# Potency Assays

STATLIA MATRIX performs both potency methods referenced in the USP 1032, 1033, 1034 and EP 5.3 guidelines.**Relative Potency and Parallelism Testing**

The relative potency of a test sample is the amount of biological activity it produces compared to an equal amount of a reference standard under the same conditions. Relative potency is measured between a series of dilution doses from both materials. Testing for parallelism (similarity) is a prerequisite for determining the relative potency of two bioactive substances in biological systems. Parallelism testing is also used for matrix effects (linearity), cross-reactivity, interfering substances, concentration estimation, and inhibition studies.

The dilution series can span a full dose response nonlinear curve or a more limited linear set of doses. The advantage of a full dose response curve is that some differences between substances only appear at high or low doses, and relative potency is more accurately determined. But the more limited number of doses needed for a linear comparison is an advantage for animal studies and requires simpler math computations.

The three main approaches to assessing the parallelism between substances are direct measures of parallelism (RSSEs), hypothesis tests (F test), and empirical tests (Equivalence Method). The first two approaches utilize the residual method from regression statistics, and the latter method compares regression parameters. All of these methods are cited in the USP 1032, 1033, 1034 and EP 5.3 guidelines and are available in STATLIA MATRIX.

**Each Potency Method Uses the Most Accurate Computations In the Industry**

### Residual Parallelism

Residual Parallelism (also called Difference Testing), is a measure of the similarity between the weighted residuals^{2} of the individual dilutions of the two 5PL or 4PL curves or the linear regression of two lines.

STATLIA MATRIX uses the weighted residuals^{2} between the observed points and their respective curves to provide an actual measure of the amount of nonparallelism between the two curves or lines to determine parallelism.

### Confidence Interval Parallelism

Confidence Interval Parallelism (also called the Equivalence Method), is a measure of the similarity between the asymptotic end points plus the inflection point of two curves. For linear regression, the similarity of the slopes is measured.
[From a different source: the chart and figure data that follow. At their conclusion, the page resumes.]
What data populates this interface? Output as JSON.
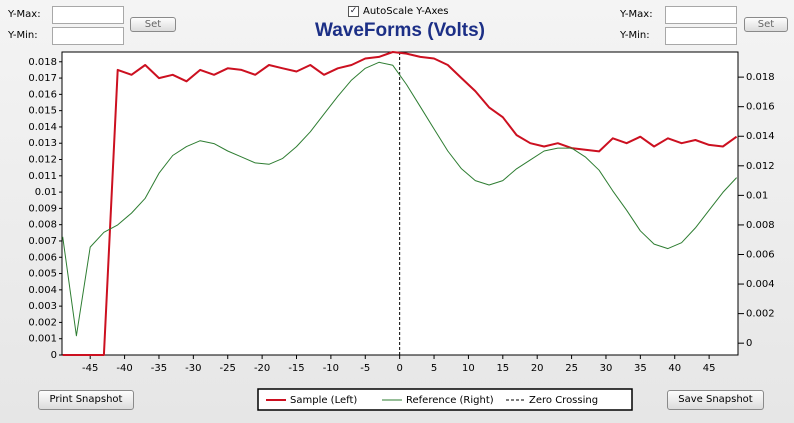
{
  "left_controls": {
    "max_label": "Y-Max:",
    "min_label": "Y-Min:",
    "button": "Set"
  },
  "right_controls": {
    "max_label": "Y-Max:",
    "min_label": "Y-Min:",
    "button": "Set"
  },
  "autoscale_label": "AutoScale Y-Axes",
  "buttons": [
    "Print Snapshot",
    "Save Snapshot"
  ],
  "chart_data": {
    "type": "line",
    "title": "WaveForms (Volts)",
    "x": [
      -49,
      -47,
      -45,
      -43,
      -41,
      -39,
      -37,
      -35,
      -33,
      -31,
      -29,
      -27,
      -25,
      -23,
      -21,
      -19,
      -17,
      -15,
      -13,
      -11,
      -9,
      -7,
      -5,
      -3,
      -1,
      1,
      3,
      5,
      7,
      9,
      11,
      13,
      15,
      17,
      19,
      21,
      23,
      25,
      27,
      29,
      31,
      33,
      35,
      37,
      39,
      41,
      43,
      45,
      47,
      49
    ],
    "series": [
      {
        "name": "Sample (Left)",
        "color": "#cc1020",
        "values": [
          0,
          0,
          0,
          0,
          0.0175,
          0.0172,
          0.0178,
          0.017,
          0.0172,
          0.0168,
          0.0175,
          0.0172,
          0.0176,
          0.0175,
          0.0172,
          0.0178,
          0.0176,
          0.0174,
          0.0178,
          0.0172,
          0.0176,
          0.0178,
          0.0182,
          0.0183,
          0.0186,
          0.0185,
          0.0183,
          0.0182,
          0.0178,
          0.017,
          0.0162,
          0.0152,
          0.0146,
          0.0135,
          0.013,
          0.0128,
          0.013,
          0.0127,
          0.0126,
          0.0125,
          0.0133,
          0.013,
          0.0134,
          0.0128,
          0.0133,
          0.013,
          0.0132,
          0.0129,
          0.0128,
          0.0134
        ]
      },
      {
        "name": "Reference (Right)",
        "color": "#2e7d32",
        "axis": "y2",
        "values": [
          0.0072,
          0.0005,
          0.0065,
          0.0075,
          0.008,
          0.0088,
          0.0098,
          0.0115,
          0.0127,
          0.0133,
          0.0137,
          0.0135,
          0.013,
          0.0126,
          0.0122,
          0.0121,
          0.0125,
          0.0133,
          0.0143,
          0.0155,
          0.0167,
          0.0178,
          0.0186,
          0.019,
          0.0188,
          0.0175,
          0.016,
          0.0145,
          0.013,
          0.0118,
          0.011,
          0.0107,
          0.011,
          0.0118,
          0.0124,
          0.013,
          0.0132,
          0.0132,
          0.0126,
          0.0117,
          0.0103,
          0.009,
          0.0076,
          0.0067,
          0.0064,
          0.0068,
          0.0078,
          0.009,
          0.0102,
          0.0112
        ]
      }
    ],
    "vlines": [
      {
        "name": "Zero Crossing",
        "x": 0
      }
    ],
    "xlim": [
      -49.1,
      49.2
    ],
    "xticks": [
      -45,
      -40,
      -35,
      -30,
      -25,
      -20,
      -15,
      -10,
      -5,
      0,
      5,
      10,
      15,
      20,
      25,
      30,
      35,
      40,
      45
    ],
    "ylim": [
      0,
      0.0186
    ],
    "yticks": [
      0,
      0.001,
      0.002,
      0.003,
      0.004,
      0.005,
      0.006,
      0.007,
      0.008,
      0.009,
      0.01,
      0.011,
      0.012,
      0.013,
      0.014,
      0.015,
      0.016,
      0.017,
      0.018
    ],
    "y2lim": [
      -0.0008,
      0.0197
    ],
    "y2ticks": [
      0,
      0.002,
      0.004,
      0.006,
      0.008,
      0.01,
      0.012,
      0.014,
      0.016,
      0.018
    ],
    "legend": "bottom"
  }
}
STATLIA MATRIX uses Monte Carlo determinations to compute the confidence limits of each curve or line’s coefficients and then compares them to determine parallelism.

**Even Your Most Difficult Potency Assays Are Easily Handled in STATLIA MATRIX**

**Relative Potencies from The Same Unknown Are Pulled from The Database and Combined**

STATLIA MATRIX automatically collects all relative potencies that have been computed for identical unknowns in any previous assay. These relative potencies are listed in each assay report along with their logarithmic and arithmetic (not shown) metrics. Failed test sample’s results can be automatically suppressed, if desired.

Control dilution curves can also be assayed. Control relative potencies are compared to reference statistics from your pooled assays or tolerance ranges set by your laboratory for Pass/Fail determinations.

**Your Previously Run Assays Show If Your Potency Test is Stable and Reliable**

Use STATLIA MATRIX graphs and metrics of the data from a pool of your previously run assays to determine the stability and reliability of your potency test. The standard and unknown Fit RSSE distribution’s show the suitability of the test for reliable potency determinations. The red line shows the acceptance thresholds, either computed automatically by the software or set by the laboratory. The cumulative percentage of curves at each level of Fit RSSE is plotted on the right axis in green.

The relative potencies (X-axis) versus their confidence limit ratios (Y-axis) are plotted for all unknowns (blue dots) in the pooled previously run assays. The log of the upper/lower confidence limits of the relative potency estimate (RP CL Ratio), determined using Monte Carlo estimations, show the reliability and stability of the relative potency results across the range of values tested. A rise in the RP CL Ratio at either end shows the limits of reliability for relative potency determinations.